Now, to know when to stop the icing sessions altogether, you should do it when you notice the swelling has stopped. These are signals that your body is either healed or able to finish the healing on its own.

Other Alternatives

There is a recent study that questions the real effects of icing. The study even points out that the icing may actually get in the way of the healing process. With that said, there are alternatives that you can try and see what works better for you. First, you can use nothing and leave the whole healing process to your body. Or you can use icing but only to alleviate the discomfort in the first hours and not use it long-term.

Then, you can also apply pressure to the injury. Some athletes report that applying pressure to the injury is better than icing it. What you can do is to use plastic or some cloth to wrap around the injury area to alleviate the pain.

Another alternative is to use tea. Some people use tea bags on injuries. Even though there isn’t any conclusive study on its effectiveness, many people report that it does work. You have to dip the tea bag on hot water, let it cool off, and then apply it on the injury area.

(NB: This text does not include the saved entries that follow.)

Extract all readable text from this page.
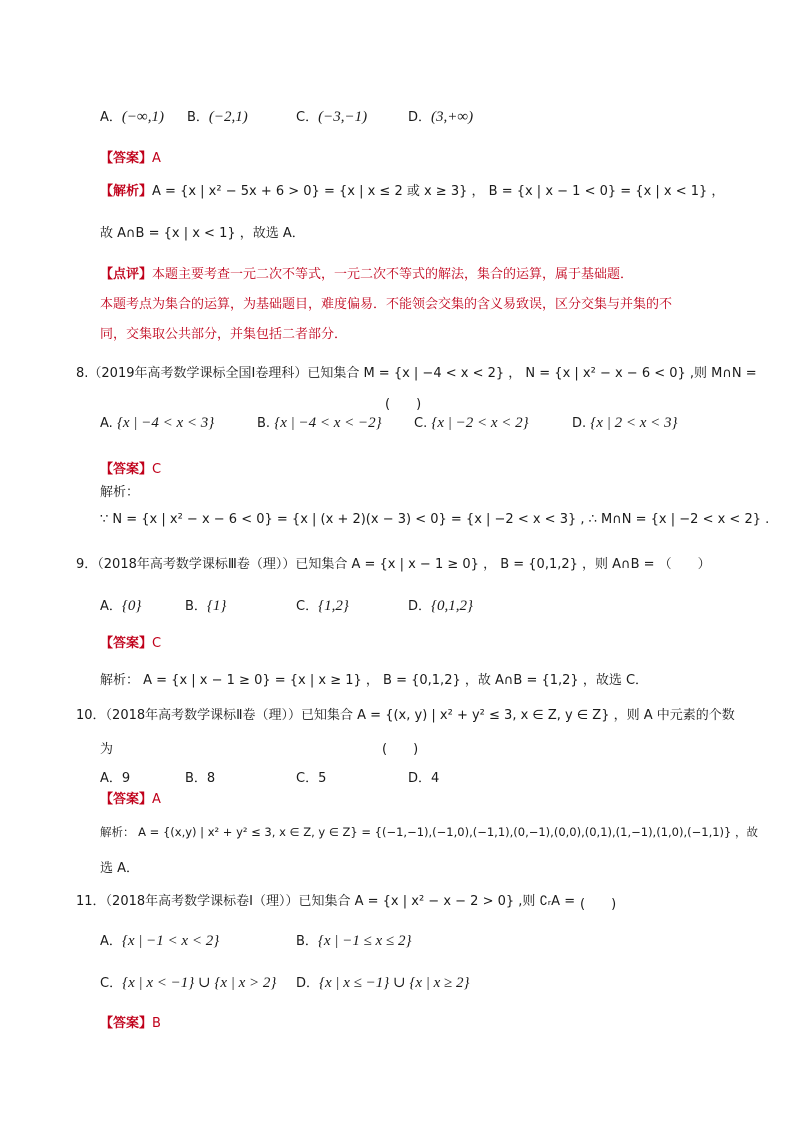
A．(−∞,1) B．(−2,1)	C．(−3,−1)	D．(3,+∞)
【答案】A
【解析】A = {x | x² − 5x + 6 > 0} = {x | x ≤ 2 或 x ≥ 3} ， B = {x | x − 1 < 0} = {x | x < 1} ，
故 A∩B = {x | x < 1} ，故选 A．
【点评】本题主要考查一元二次不等式，一元二次不等式的解法，集合的运算，属于基础题．
本题考点为集合的运算，为基础题目，难度偏易．不能领会交集的含义易致误，区分交集与并集的不
同，交集取公共部分，并集包括二者部分．
8.（2019年高考数学课标全国Ⅰ卷理科）已知集合 M = {x | −4 < x < 2} ， N = {x | x² − x − 6 < 0} ,则 M∩N =
(　　)
A. {x | −4 < x < 3}	B. {x | −4 < x < −2} C. {x | −2 < x < 2}	D. {x | 2 < x < 3}
【答案】C
解析：
∵ N = {x | x² − x − 6 < 0} = {x | (x + 2)(x − 3) < 0} = {x | −2 < x < 3} , ∴ M∩N = {x | −2 < x < 2} .
9．（2018年高考数学课标Ⅲ卷（理））已知集合 A = {x | x − 1 ≥ 0} ， B = {0,1,2} ，则 A∩B = （　　）
A．{0}	B．{1}	C．{1,2}	D．{0,1,2}
【答案】C
解析： A = {x | x − 1 ≥ 0} = {x | x ≥ 1} ， B = {0,1,2} ，故 A∩B = {1,2} ，故选 C．
10．（2018年高考数学课标Ⅱ卷（理））已知集合 A = {(x, y) | x² + y² ≤ 3, x ∈ Z, y ∈ Z} ，则 A 中元素的个数
为	(　　)
A．9	B．8	C．5	D．4
【答案】A
解析： A = {(x,y) | x² + y² ≤ 3, x ∈ Z, y ∈ Z} = {(−1,−1),(−1,0),(−1,1),(0,−1),(0,0),(0,1),(1,−1),(1,0),(−1,1)} ，故
选 A．
11．（2018年高考数学课标卷Ⅰ（理））已知集合 A = {x | x² − x − 2 > 0} ,则 ∁ᵣA = (　　)
A．{x | −1 < x < 2}	B．{x | −1 ≤ x ≤ 2}
C．{x | x < −1} ∪ {x | x > 2} D．{x | x ≤ −1} ∪ {x | x ≥ 2}
【答案】B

How To Make Your Own Ice Pack

In case you don’t have a proper ice pack or yours keep melting and forming ice blocks, you can make your own. Depending on the injury that you do have, it is unpractical that you have an ice pack that keeps melting.

So, the best you can do is to improvise your own ice pack. Get a plastic bag and place ice cubes and a cup of water in it. Then, add a few tablespoons of rubbing alcohol as well. Lastly, seal the bag and you’re good to go. The rubbing alcohol will prevent the formation of ice blocks in the freezer. This will get you the perfect homemade ice pack.

Now, it’s important to point out that even though you can totally use this more than once, it’s ideal that you get a proper ice pack if you’re going to be using long-term. This is a perfect solution if you need to ice the injury immediately and has nothing available. Just put the homemade ice pack in the freezer until the ice cubes are formed and you need the pack for the injury.

And for the rest of us who have pain in a particular place, you might want to get a pack that can be positioned exactly where you need it. Click here to find the latest pricing on Amazon.

Final Thoughts

So, that’s it. You can use the ice pack, especially if you’re trying to minimize the swelling in your injury. You can also use other alternatives but the best you can do is to apply the ice pack directly onto the injury area. The point is that if you’re icing an injury, that you do not do it for any longer than 10 minutes at a time and that you keep doing as long as the swelling is visible or your physical therapist tells you to.